As the afternoon went on, the fire gained speed and heat rapidly, and the plume of smoke grew wider and taller until a dark, thunderous cloud started to form, high up in the atmosphere. Far from being a welcome sign of rain, this was a highly unusual kind of thundercloud.

Over in Washington DC, Mike Fromm, a meteorologist at the US Naval Research Laboratory who collaborates with Nasa, was tipped off by an Australian scientist about the news emerging from Portugal.

Using global satellite imagery and data, Fromm suspected the large cloud – now appearing over the middle of the country – was a pyrocumulonimbus, or “pyroCb”. It was a first for Western Europe since records began, although it would take months longer to confirm it with the help of Portuguese meteorologists. A pyroCb is a thunderstorm generated by fire that creates its own positive feedback loops, including winds, lightning and sometimes deadly downdrafts that spread the fire outwards.
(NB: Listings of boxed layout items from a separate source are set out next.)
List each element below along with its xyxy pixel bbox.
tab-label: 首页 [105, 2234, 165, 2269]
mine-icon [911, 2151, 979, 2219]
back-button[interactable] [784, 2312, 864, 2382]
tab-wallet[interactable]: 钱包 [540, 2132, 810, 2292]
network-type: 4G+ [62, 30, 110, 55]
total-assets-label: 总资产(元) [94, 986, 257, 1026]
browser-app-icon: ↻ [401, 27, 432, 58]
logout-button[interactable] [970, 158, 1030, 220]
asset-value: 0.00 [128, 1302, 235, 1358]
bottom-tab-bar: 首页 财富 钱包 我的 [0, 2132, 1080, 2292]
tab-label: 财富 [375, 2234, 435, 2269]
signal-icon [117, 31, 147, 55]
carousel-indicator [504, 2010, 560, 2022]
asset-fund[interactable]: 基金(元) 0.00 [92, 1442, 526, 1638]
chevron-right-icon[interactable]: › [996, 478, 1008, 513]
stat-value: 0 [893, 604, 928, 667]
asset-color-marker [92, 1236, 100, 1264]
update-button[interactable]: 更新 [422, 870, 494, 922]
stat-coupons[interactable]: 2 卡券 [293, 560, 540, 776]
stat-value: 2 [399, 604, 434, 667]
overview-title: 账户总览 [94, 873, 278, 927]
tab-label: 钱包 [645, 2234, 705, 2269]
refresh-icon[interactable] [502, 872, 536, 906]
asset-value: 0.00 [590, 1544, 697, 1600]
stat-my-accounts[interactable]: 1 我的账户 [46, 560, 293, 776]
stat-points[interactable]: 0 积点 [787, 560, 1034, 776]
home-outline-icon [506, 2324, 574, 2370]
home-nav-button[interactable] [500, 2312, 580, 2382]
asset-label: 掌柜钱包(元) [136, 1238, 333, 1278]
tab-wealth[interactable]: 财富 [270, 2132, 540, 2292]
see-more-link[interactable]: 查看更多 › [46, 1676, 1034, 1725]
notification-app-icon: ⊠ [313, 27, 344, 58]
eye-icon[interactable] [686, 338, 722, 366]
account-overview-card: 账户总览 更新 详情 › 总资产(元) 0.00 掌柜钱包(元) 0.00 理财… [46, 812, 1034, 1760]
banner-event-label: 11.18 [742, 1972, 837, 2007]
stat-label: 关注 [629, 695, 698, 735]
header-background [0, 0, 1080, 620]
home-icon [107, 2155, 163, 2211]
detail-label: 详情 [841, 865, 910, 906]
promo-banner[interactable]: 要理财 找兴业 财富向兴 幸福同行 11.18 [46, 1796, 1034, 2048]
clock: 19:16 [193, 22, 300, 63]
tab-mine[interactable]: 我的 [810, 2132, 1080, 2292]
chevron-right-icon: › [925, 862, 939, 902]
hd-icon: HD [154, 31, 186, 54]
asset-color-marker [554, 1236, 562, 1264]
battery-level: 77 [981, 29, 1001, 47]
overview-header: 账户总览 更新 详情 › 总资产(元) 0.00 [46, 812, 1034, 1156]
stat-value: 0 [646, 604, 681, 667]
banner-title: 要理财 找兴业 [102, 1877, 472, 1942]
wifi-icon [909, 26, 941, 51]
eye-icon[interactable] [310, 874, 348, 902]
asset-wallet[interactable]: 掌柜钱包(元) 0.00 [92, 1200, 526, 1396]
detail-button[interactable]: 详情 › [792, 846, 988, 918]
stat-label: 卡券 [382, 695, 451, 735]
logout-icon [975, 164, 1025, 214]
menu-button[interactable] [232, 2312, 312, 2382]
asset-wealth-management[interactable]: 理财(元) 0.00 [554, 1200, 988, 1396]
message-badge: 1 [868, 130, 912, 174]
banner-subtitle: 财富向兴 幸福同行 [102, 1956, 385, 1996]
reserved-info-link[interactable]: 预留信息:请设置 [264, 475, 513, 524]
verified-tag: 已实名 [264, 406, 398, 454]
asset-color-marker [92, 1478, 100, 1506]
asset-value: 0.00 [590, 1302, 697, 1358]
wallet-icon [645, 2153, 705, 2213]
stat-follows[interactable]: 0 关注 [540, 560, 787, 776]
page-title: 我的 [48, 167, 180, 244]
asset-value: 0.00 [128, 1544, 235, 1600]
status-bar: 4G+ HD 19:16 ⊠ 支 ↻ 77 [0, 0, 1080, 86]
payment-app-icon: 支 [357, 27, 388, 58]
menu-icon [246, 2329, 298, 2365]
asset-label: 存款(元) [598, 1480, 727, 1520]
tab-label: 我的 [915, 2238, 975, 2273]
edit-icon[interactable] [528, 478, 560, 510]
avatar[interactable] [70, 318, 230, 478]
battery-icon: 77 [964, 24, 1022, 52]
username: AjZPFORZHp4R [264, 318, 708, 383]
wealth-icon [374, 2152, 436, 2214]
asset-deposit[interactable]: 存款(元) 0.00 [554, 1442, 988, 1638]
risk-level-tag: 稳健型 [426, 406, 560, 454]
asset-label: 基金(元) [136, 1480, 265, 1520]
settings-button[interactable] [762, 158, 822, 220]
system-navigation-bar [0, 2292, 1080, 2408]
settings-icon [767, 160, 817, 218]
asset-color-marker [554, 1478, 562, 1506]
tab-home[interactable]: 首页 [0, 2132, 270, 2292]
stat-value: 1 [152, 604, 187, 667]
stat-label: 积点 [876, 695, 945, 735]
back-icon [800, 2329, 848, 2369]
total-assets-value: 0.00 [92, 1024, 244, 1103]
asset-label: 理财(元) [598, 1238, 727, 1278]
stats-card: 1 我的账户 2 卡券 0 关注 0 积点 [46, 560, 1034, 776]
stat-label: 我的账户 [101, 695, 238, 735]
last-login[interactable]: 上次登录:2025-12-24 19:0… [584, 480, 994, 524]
Wildfires were a common and normal event in Portugal – but not like this

“It’s a symptom of something extremely dangerous happening on the ground,” says Fromm. “Because to get a cloud like this, you need some crazy intense fire behaviour. A pyroCb is at the very limit of how high, cold and opaque a cloud can get, and means that the fire which is causing it is at the extreme limit of intensity too. And that means the fire itself is more intense, more unpredictable, and more hazardous than fires in a more lazy state.”